Cover the 2 million to 4 million Americans with pre-existing conditions who may be denied affordable insurance when between jobs. Only a small fraction of those with pre-existing conditions are between jobs. The federal government can easily address this problem by funding high-risk pools administered by the states.
States are best positioned to determine eligibility and penalties for insurers that try to push ineligible individuals, such as people with unhealthy lifestyles who do not have a diagnosed disease, into the publicly subsidized pools. Past state experiences strongly suggest that such high-risk pools can do the job at a cost of roughly $150 billion to $200 billion over 10 years, not the $1.75 trillion to $2.5 trillion required by the ACA.
Encourage individuals to seek high-value plans by being active healthcare consumers. Central bureaucracies control costs only by diminishing innovation and the quality of care. A better path is to break the federal tax preference for individuals purchasing health insurance through their employers. Rather than penalizing individual insurance purchasers, we should let all consumers control their healthcare dollars.
The prejudicial tax advantage enjoyed by those with company insurance can only be changed over time. Romney should channel refundable tax credits to small-business employees and individuals purchasing insurance on their own who are most disadvantaged under the current system.
Convert Medicaid into a per capita block grant. With broad authority over Medicaid, states can lift more people currently eligible for Medicaid into the mainstream market. States aligning regulations on benefits and premium assistance with refundable tax credit policies will give non-elderly, non-disabled enrollees the ability to choose among plans rather than be merely passive recipients of Medicaid services. The result is better coverage for the poor and reined-in costs.
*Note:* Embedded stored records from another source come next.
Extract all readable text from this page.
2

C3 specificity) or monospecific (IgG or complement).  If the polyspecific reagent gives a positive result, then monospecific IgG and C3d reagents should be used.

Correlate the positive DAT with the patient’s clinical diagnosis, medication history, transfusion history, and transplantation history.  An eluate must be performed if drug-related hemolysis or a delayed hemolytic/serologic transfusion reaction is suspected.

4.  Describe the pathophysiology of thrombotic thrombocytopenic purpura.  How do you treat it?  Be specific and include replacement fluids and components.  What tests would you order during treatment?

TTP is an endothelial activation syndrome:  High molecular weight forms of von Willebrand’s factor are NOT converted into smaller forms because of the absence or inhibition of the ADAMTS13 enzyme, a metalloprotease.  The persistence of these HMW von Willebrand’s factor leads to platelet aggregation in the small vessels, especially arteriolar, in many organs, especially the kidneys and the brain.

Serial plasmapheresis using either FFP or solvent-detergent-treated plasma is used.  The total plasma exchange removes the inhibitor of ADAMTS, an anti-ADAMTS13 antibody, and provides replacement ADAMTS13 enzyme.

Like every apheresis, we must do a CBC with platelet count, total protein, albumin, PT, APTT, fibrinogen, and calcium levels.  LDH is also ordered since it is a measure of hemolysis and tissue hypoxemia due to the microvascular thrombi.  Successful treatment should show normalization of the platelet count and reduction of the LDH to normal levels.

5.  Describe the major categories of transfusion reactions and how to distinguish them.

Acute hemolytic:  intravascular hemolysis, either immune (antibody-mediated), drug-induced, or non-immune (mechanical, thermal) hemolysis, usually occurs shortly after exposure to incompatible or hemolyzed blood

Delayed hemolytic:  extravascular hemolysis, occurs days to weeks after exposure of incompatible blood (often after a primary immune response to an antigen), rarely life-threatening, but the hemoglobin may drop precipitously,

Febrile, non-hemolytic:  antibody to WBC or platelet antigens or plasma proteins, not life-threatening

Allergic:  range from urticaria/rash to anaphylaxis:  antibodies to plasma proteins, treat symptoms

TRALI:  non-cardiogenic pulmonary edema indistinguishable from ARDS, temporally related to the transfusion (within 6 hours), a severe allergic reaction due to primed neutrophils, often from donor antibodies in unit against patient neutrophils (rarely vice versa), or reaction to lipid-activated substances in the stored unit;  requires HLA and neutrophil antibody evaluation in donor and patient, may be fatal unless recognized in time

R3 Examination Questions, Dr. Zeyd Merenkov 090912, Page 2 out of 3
If we get a second chance at the healthcare debate, we’d better get it right. These four policies – vibrant experimentation akin to what we saw with welfare reform, a right-sized plan to deal with pre-existing conditions, a level playing field for health insurance purchasers, and a thoughtful Medicaid block grant – are practical alternatives to a healthcare policy doomed to fail either in the court of law or in the court of public opinion.